Parkinson's Disease

Parkinson's disease is a neurological disorder that is fairly common in our population. It is typically a disease of the elderly; it progresses slowly and has gradually debilitating effect on the patient's health.


The cause lies deep in the brain. There are anatomical and functional structures called the basal ganglia. The nerve cells located in these structures have a great importance for control of locomotion and voluntary movement. A neuromediator known as dopamine has a great importance for proper function of basal ganglia as it helps to transmit neuroelectric signals among the cells of basal ganglia. Dopamine is formed in a part of the brain known as the "susbtantia nigra". Parkinson's disease is related to excessive deaths of cells that produce the dopamine. The process is gradual and initially it has no symptoms as the remaining cells are able to produce enough dopamine. However, as the number of cells decreases, the symptoms begin to occur.


Note: Symptoms similar to the Parkinson's disease is often caused by drugs from the group of neuroleptic medications. This is due to their damping effect on the dopamine neurotransmission in the brain.


The lack of dopamine leads to disruption of the basal ganglia and thus damaging the control of voluntary movements. However, the result is not the classical muscle paralysis but rather various problems in initiation of movements, coordination and targeting. The patient suffers from problems when initiating a movement – he or she can not stand up (when sitting) or start walking. The gait is abnormal and the patient makes small shuffling steps. The coordination between the lower extremities and the torso is disrupted and when the sick person stops, the torso tends to continue forward increasing the risk of accidental falls.


The patients also suffer from the well-known Parkinson's hand tremor. The tremor typically occurs when at rest and disappears during a targeted movement. For example, the patient sits at a table during meal and his hands shake. However, when he reaches for the spoon and begins to eat, the tremor disappears. The tremor also disappears during sleep. Patients with Parkinson's disease may have troubles when speaking and dysfunction of their facial muscles gives them a "mask" appearance. Stomach nerves may experience troubles causing impaired gastric emptying. The memory and intellect patient are usually normal, but the Parkinson's disease may occur together with Alzheimer's disease and in such there is a significant mental impairment.


The disease alone does not kill the patient, but when untreated, it can significantly shorten the life by decreasing the mobility and self-sufficiency and thus making the patient sensitive to infectious complications such as the pneumonia.


Patient with neurological symptoms being suspicious of Parkinson’s disease should be examined by a neurologist. The neurologists may use the so-called levodopa test. Levodopa is a drug used in treatment and when the status of the patient significantly improves after its administration, the diagnosis of Parkinson's disease is very likely.


It is not exactly clear why the disease occurs and therefore there is no effective way of prevention.

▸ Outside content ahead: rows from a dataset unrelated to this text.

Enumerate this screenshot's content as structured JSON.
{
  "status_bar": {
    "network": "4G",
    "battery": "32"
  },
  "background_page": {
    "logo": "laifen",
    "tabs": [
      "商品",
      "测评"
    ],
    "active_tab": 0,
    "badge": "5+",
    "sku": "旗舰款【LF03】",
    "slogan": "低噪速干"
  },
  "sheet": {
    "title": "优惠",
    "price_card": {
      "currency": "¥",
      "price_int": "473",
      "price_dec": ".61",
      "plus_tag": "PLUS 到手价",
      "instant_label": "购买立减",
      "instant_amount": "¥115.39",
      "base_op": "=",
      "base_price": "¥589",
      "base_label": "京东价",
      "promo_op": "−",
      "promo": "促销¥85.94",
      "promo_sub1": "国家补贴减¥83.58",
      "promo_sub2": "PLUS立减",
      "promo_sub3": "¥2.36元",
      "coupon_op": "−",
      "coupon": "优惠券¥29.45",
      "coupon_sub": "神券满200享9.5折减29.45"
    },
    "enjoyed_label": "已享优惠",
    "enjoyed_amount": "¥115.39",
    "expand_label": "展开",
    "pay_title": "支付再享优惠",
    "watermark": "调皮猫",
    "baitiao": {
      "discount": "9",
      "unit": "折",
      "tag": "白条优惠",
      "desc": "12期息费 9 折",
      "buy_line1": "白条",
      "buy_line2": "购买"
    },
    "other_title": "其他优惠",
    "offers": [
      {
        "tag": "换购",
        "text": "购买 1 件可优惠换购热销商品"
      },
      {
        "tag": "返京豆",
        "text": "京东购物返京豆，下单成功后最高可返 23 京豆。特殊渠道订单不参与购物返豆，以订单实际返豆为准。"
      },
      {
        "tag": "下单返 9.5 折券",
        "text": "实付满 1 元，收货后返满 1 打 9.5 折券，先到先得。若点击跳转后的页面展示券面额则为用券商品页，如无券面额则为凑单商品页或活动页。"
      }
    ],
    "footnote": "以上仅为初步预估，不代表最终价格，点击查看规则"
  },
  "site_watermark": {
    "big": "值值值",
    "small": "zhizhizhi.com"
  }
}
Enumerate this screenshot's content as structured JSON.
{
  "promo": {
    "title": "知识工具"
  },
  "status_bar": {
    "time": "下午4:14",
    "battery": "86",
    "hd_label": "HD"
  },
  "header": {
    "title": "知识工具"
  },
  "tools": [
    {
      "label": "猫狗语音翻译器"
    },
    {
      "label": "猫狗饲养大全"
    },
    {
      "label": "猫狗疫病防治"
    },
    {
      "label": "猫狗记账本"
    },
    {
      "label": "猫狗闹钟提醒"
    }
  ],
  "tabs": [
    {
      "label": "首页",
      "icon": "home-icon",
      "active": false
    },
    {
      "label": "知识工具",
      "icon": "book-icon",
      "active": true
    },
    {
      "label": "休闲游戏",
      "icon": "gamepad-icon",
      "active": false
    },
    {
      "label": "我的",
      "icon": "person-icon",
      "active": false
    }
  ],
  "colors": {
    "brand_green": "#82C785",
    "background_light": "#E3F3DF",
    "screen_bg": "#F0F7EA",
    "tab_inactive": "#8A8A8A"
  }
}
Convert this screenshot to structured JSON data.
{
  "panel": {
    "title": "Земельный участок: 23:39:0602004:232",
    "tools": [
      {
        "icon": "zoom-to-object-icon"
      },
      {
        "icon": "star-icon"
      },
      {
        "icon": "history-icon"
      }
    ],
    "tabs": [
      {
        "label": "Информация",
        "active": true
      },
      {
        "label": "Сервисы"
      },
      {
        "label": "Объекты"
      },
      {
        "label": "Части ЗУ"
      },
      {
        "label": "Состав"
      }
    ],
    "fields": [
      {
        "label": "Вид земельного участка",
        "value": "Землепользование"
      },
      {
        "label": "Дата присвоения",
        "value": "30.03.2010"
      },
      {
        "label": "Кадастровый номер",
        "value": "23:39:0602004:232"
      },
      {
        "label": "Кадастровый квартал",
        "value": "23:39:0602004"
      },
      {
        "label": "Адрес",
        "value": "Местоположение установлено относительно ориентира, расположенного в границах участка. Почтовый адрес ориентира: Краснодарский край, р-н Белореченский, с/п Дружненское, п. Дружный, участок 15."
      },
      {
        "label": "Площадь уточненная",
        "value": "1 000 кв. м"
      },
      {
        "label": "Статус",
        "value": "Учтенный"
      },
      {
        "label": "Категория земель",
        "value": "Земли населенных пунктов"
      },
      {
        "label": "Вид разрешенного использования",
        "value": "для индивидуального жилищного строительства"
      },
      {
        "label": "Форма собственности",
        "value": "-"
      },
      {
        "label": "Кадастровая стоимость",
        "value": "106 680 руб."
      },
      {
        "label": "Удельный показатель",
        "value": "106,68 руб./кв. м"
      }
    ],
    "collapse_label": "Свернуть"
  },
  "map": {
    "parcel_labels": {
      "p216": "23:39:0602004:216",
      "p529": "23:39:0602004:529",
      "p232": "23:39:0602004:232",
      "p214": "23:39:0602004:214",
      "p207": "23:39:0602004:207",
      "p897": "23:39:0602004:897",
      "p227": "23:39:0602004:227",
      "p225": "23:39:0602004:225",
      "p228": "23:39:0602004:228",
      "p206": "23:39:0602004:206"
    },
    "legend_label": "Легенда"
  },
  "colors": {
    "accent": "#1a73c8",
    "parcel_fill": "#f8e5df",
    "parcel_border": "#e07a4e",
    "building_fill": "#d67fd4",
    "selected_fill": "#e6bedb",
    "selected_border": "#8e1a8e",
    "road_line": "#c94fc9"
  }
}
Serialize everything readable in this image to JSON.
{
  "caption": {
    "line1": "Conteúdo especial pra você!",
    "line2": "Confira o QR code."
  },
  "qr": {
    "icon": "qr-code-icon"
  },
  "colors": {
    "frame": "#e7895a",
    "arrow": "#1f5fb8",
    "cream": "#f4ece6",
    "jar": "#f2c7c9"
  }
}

Treatment should be controlled by a skilled neurologist. There are various medications with different effects. The most classic and still widely used drug is a substance known as levodopa. When the mechanism of the disease was discovered, the physicians tried to supplement the patients with dopamine. However, dopamine is unable to get from the blood vessels into the brain. Levodopa turned to be the ideal solution as it can pass from blood into the brain and only then it converts to dopamine. The effect is rapid and effective. Regular doses of levodopa man completely return the patient to normal life and the symptoms disappear. Unfortunately, when used in long-term, the levodopa begins to lose its effect over the years. There are required higher and higher doses administered in shorter intervals. In addition, levodopa can cause side effects including nausea, vomiting and various psychological problems.


In addition, other medications may be used such as drugs supporting the formation and function of dopamine, or drugs prolonging the dopamine effect.


There is also a more invasive method of treatment known as the Deep brain stimulation (DBS). The doctors insert a thin electrode into the basal ganglia, which generates electric impulses and stimulate the brain. The method has a great outcome, but it is very expensive.


Complementary treatment is focused on treating secondary problems such as the depression, which is a common problem among the people with the Parkinson's disease. It is a logical response to restricted mobility and it must be often treated by various antidepressants.